The business of the once explosively growing photo app Snapchat is hardly growing. With a sales increase of six percent to 1.13 billion dollars (1.15 billion euros), the operating company Snap posted its slowest growth to date in the last quarter. This drives investors to flee: the share price collapsed by 27 percent in after-hours trading on Thursday. Since the beginning of the year, the paper has lost more than three quarters of its value.

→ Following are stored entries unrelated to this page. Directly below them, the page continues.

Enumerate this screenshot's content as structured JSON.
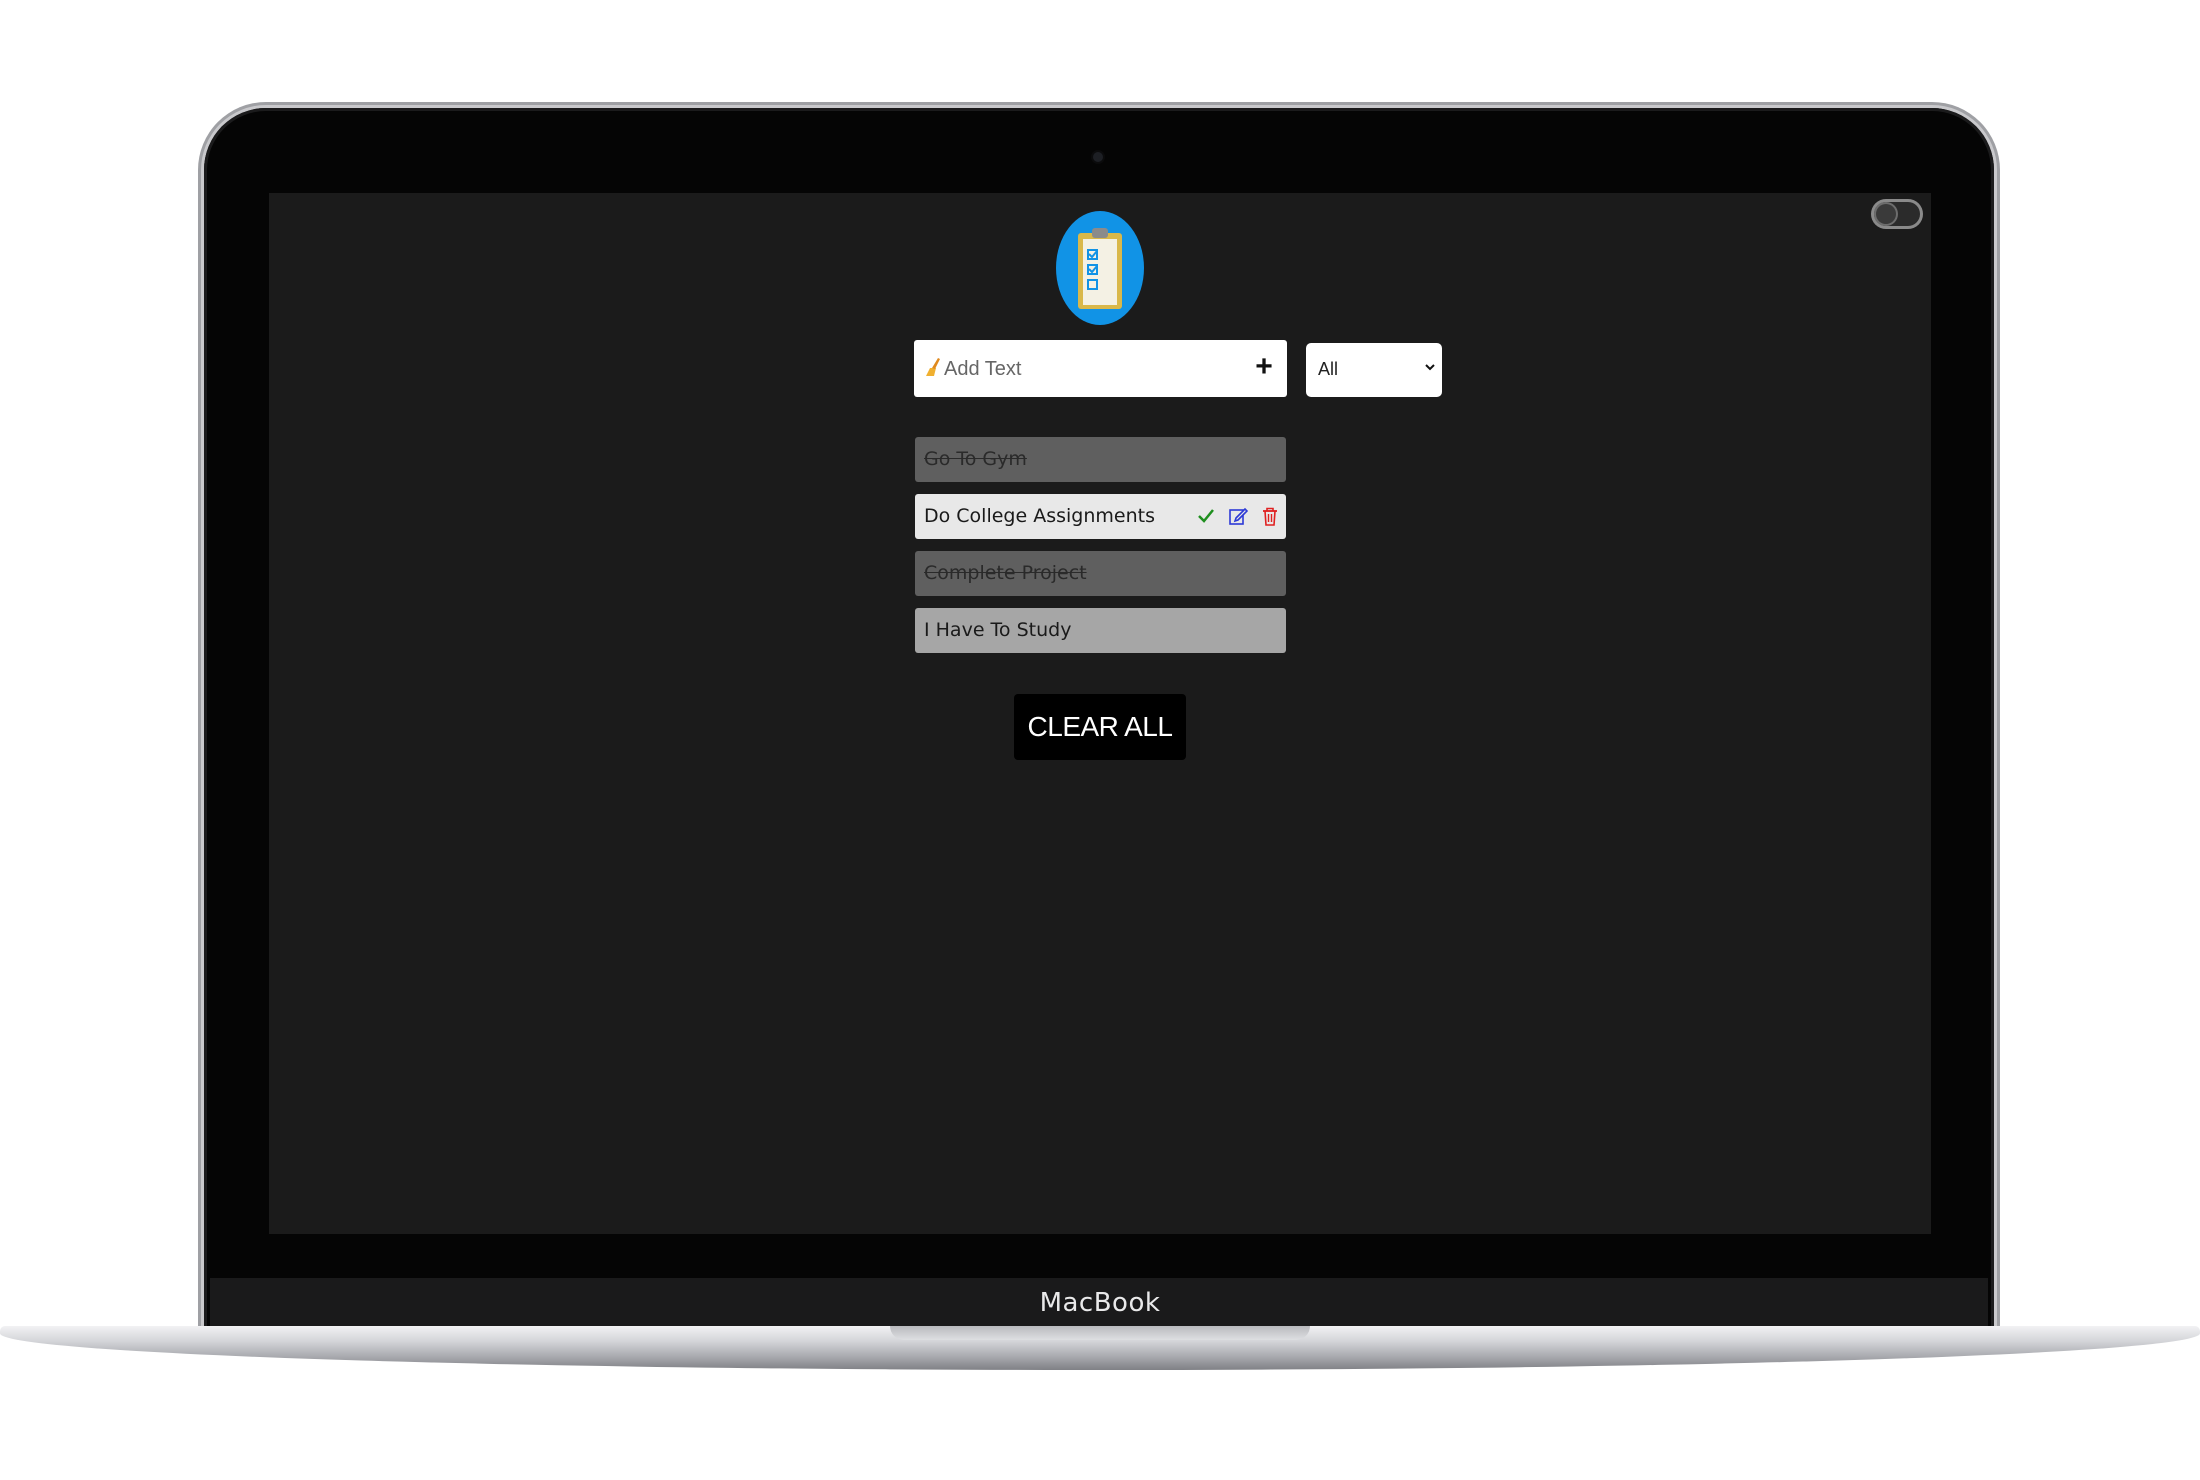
{
  "device": {
    "brand_label": "MacBook"
  },
  "app": {
    "logo_icon": "clipboard-checklist-icon",
    "add_input": {
      "placeholder": "Add Text",
      "value": ""
    },
    "add_button_label": "+",
    "filter": {
      "selected": "All"
    },
    "todos": [
      {
        "text": "Go To Gym",
        "state": "done"
      },
      {
        "text": "Do College Assignments",
        "state": "active"
      },
      {
        "text": "Complete Project",
        "state": "done"
      },
      {
        "text": "I Have To Study",
        "state": "pending"
      }
    ],
    "clear_all_label": "CLEAR ALL",
    "colors": {
      "screen_bg": "#1b1b1b",
      "logo_bg": "#1193e6",
      "done_item": "#5f5f5f",
      "active_item": "#e8e8e8",
      "pending_item": "#a6a6a6",
      "check": "#1f8f1f",
      "edit": "#2d3ad6",
      "delete": "#e02020"
    }
  }
}
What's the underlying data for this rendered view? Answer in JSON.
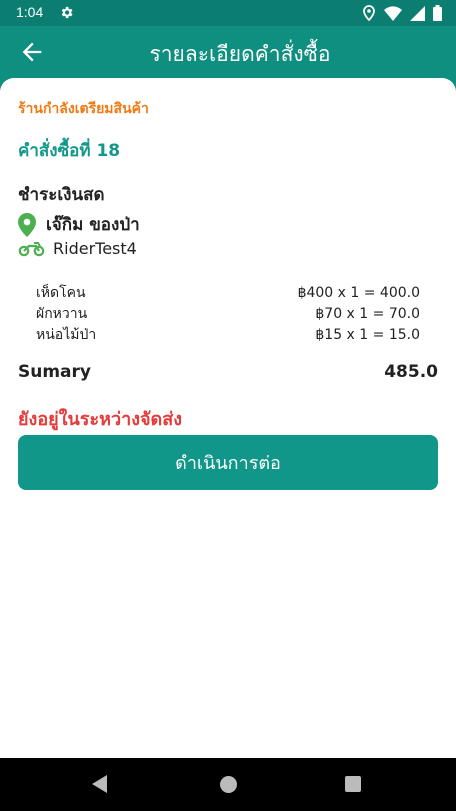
{
  "status_bar": {
    "time": "1:04"
  },
  "header": {
    "title": "รายละเอียดคำสั่งซื้อ"
  },
  "order": {
    "status_text": "ร้านกำลังเตรียมสินค้า",
    "order_label": "คำสั่งซื้อที่ 18",
    "payment_method": "ชำระเงินสด",
    "shop_name": "เจ๊กิม ของป่า",
    "rider_name": "RiderTest4",
    "items": [
      {
        "name": "เห็ดโคน",
        "price": "฿400 x 1 = 400.0"
      },
      {
        "name": "ผักหวาน",
        "price": "฿70 x 1 = 70.0"
      },
      {
        "name": "หน่อไม้ป่า",
        "price": "฿15 x 1 = 15.0"
      }
    ],
    "summary_label": "Sumary",
    "summary_value": "485.0",
    "delivery_status": "ยังอยู่ในระหว่างจัดส่ง",
    "continue_button": "ดำเนินการต่อ"
  },
  "colors": {
    "primary": "#0e8f80",
    "status_orange": "#f07b14",
    "alert_red": "#e53b3b",
    "pin_green": "#4caf50"
  }
}
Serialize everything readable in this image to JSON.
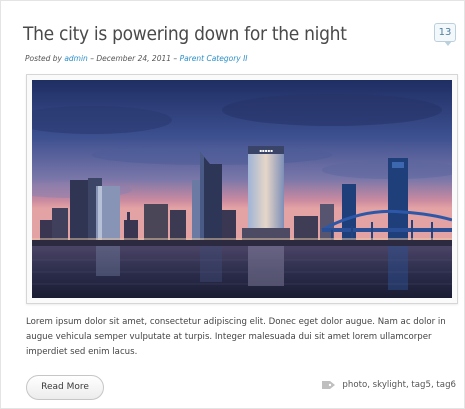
{
  "post": {
    "title": "The city is powering down for the night",
    "comment_count": "13",
    "meta": {
      "prefix": "Posted by",
      "author": "admin",
      "separator_1": "–",
      "date": "December 24, 2011",
      "separator_2": "–",
      "category": "Parent Category II"
    },
    "image_subject": "city-skyline-at-dusk",
    "excerpt": "Lorem ipsum dolor sit amet, consectetur adipiscing elit. Donec eget dolor augue. Nam ac dolor in augue vehicula semper vulputate at turpis. Integer malesuada dui sit amet lorem ullamcorper imperdiet sed enim lacus.",
    "read_more_label": "Read More",
    "tags_icon": "tag-icon",
    "tags": "photo, skylight, tag5, tag6"
  },
  "colors": {
    "link": "#2a8fc9",
    "title": "#4a4a4a",
    "badge_text": "#4d7fa0"
  }
}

Snap referred to "significant headwinds" for the business, among other things because advertisers cut marketing budgets due to economic concerns. In the meantime, the trend has gripped many sectors. Snap had already initiated about a fifth of its job cuts last quarter to cut costs and focus on growth areas.
Augmented reality as hope
In particular, Snap hopes to profitably expand its business around so-called augmented reality, in which digital objects on the screen are integrated with real-world environments. With Snapchat, for example, you can try out fashion items or cosmetics virtually before you buy them. CFO Derek Andersen conceded that you still have to get better at making money in this area.
Meanwhile, the number of daily active users grew from 347 to 363 million within three months. At the same time, average revenue per user fell from $3.20 to $3.11.
Tiktok is competing
Snap also points to increased competition for online ad spend with other services like Tiktok. In addition, Snapchat is still struggling with Apple's measures to better protect privacy on the iPhone. App operators must explicitly ask users for permission if they want to track their behavior across different applications.
Many users rejected this - and that torpedoed numerous business models in online advertising. Unlike the Facebook group Meta, Snap basically supports Apple's measures and tries to find new solutions for advertisers.
Snap shares fell below $8 in after-hours trading. At the beginning of the year, the paper was still above the $40 mark.